The two male Russian speakers who can be heard in the video have not yet been officially identified.

However it is understood representatives of the bank in Ukraine believe the content of the video supports the idea that the shopping centre is still in Quinn family control.

This is because one of the Quinns is heard saying at one stage: “Who’s the boss here?” It is a rhetorical question.

When one of the Russian speakers says: “We’re all part of a team,” Ms Puga is heard to respond, by saying to the Quinns: “We don’t need them.”

An issue that led to contempt findings last month against Seán Quinn junior and Peter Darragh Quinn was a trip they made to Kiev in August 2011 during which they met Ms Puga and after which $500,000 was transferred to her bank account.

The money in her account remains frozen following a subsequent criminal complaint by representatives of the bank.

Musical chairs for distressed debts

THE AVIVA offices at One Park Place off Harcourt Street in Dublin are a good example of the changes taking place in the Irish financial services sector.

Aviva is reducing its headcount by up to 720 through redundancies and employees who have already left the insurer. This has freed up space at the company’s large offices in Dublin. State-controlled bank Permanent TSB has also reduced staff numbers but has to beef up its collections team as part of the mortgage arrears resolution strategies overseen by the Department of Finance and Central Bank to grapple with the mortgage crisis.

The bank has just agreed to lease a floor of Blocks A and C in Aviva’s head office building, covering about 23,000 square feet, and will install there the bulk of the collections team that will be contacting struggling mortgage customers to deal with these distressed loans.

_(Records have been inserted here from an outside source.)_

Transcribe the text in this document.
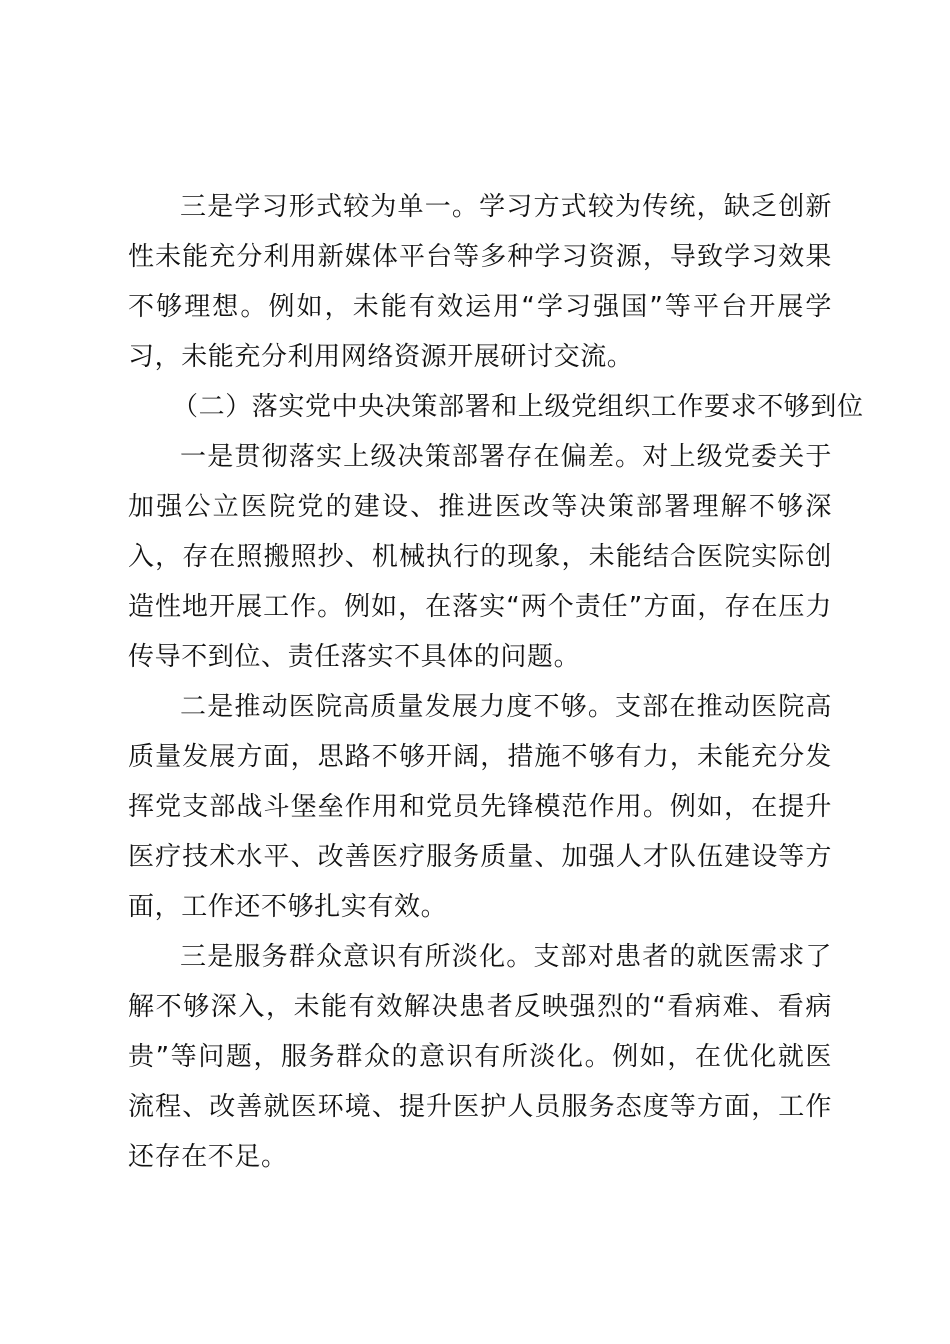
三是学习形式较为单一。学习方式较为传统，缺乏创新性未能充分利用新媒体平台等多种学习资源，导致学习效果不够理想。例如，未能有效运用“学习强国”等平台开展学习，未能充分利用网络资源开展研讨交流。

（二）落实党中央决策部署和上级党组织工作要求不够到位

一是贯彻落实上级决策部署存在偏差。对上级党委关于加强公立医院党的建设、推进医改等决策部署理解不够深入，存在照搬照抄、机械执行的现象，未能结合医院实际创造性地开展工作。例如，在落实“两个责任”方面，存在压力传导不到位、责任落实不具体的问题。

二是推动医院高质量发展力度不够。支部在推动医院高质量发展方面，思路不够开阔，措施不够有力，未能充分发挥党支部战斗堡垒作用和党员先锋模范作用。例如，在提升医疗技术水平、改善医疗服务质量、加强人才队伍建设等方面，工作还不够扎实有效。

三是服务群众意识有所淡化。支部对患者的就医需求了解不够深入，未能有效解决患者反映强烈的“看病难、看病贵”等问题，服务群众的意识有所淡化。例如，在优化就医流程、改善就医环境、提升医护人员服务态度等方面，工作还存在不足。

It’s only a few months since Permanent TSB was joined with an insurer, Irish Life, so it’s ironic that the bank should occupy new offices next to another insurer.

The deal makes sense given that Permanent TSB is tight on space in its head office around the corner on St Stephen’s Green and the bank is doubling the number of collections staff to about 220 to tackle the mortgage arrears cases over the summer months. And that’s just the bank’s own staff. The lender has also hired the UK-based Athena Credit Management and Risk Solutions to overhaul the collections process and change how it recovers debts from distressed customers.

There are a further 20 staff in Permanent TSB from Athena, led by Tony Lazell who has previously worked for Morgan Stanley, Cabot Financial, RBS and NatWest.

All these people need somewhere to sit as they work through the tricky task of deciding what mortgages will be repaid in full and what borrowers just have no hope of ever repaying their loans.